Is deproteinization necessary in the determination of human plasmatic steroids by GC/IT-MS/MS analysis?

*Correspondence: Toribio-Delgado AF . Department of Analytical Chemistry. Faculty of Sciences. University of Extremadura. Avd de Elvas s/n. CP 06071, Badajoz, Spain.
Phone. +34 660 990 149

Citation:
Toribio-Delgado AF, Robles-Gil MC, Maynar-Mariño M, Olcina-Camacho G, Maynar-Mariño JI. Is deproteinization necessary in the determination of human plasmatic steroids by GC/IT-MS/MS? J Appl Bioanal 1(1), 10-18 (2015).

Open-access and Copyright: ©2015 Toribio-Delgado AF et al.

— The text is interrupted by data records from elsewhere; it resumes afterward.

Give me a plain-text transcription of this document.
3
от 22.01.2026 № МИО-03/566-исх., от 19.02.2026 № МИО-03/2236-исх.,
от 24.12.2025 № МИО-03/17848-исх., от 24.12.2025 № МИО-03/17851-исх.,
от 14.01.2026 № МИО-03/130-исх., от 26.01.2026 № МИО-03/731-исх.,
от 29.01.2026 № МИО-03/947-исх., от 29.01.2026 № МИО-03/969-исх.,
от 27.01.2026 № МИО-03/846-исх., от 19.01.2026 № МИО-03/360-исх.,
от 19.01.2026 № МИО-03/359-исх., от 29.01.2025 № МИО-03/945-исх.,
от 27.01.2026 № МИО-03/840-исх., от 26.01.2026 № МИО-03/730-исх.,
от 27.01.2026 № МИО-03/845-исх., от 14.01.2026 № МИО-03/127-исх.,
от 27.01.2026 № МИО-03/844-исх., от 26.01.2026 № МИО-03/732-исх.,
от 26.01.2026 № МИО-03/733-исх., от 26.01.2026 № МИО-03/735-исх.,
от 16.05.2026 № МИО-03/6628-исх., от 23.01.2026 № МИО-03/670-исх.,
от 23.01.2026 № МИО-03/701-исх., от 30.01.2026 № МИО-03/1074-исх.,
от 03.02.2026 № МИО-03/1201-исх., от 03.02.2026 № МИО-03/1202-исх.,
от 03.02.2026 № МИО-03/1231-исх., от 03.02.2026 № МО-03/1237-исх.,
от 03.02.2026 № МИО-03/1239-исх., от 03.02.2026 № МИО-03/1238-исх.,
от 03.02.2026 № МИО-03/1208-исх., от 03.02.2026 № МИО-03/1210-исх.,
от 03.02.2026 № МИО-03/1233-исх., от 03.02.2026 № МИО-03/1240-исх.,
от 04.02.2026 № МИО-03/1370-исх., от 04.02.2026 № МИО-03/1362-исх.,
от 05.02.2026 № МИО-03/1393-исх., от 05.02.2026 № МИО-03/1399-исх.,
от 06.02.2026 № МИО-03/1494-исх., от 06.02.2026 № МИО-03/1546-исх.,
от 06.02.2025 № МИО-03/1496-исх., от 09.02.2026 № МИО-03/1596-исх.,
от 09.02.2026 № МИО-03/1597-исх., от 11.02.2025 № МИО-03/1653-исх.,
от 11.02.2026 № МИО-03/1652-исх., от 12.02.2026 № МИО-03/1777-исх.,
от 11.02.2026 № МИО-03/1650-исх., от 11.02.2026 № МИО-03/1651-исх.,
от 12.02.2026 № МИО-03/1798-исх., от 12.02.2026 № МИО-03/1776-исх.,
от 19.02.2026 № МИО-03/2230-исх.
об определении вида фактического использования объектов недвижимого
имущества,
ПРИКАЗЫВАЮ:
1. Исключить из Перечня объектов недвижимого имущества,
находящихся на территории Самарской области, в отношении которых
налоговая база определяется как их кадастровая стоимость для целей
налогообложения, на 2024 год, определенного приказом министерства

This article is an open access article distributed under the terms of the Creative Commons Attribution License (CC-BY) which permits any use, distribution, and reproduction in any medium, provided the original author(s) and source are credited.

Funding/Manuscript writing assistance: The authors have no financial support or funding to report and also declare that no writing assistance was utilized in the production of this article.

Competing interest: The authors have declared that no competing interest exist.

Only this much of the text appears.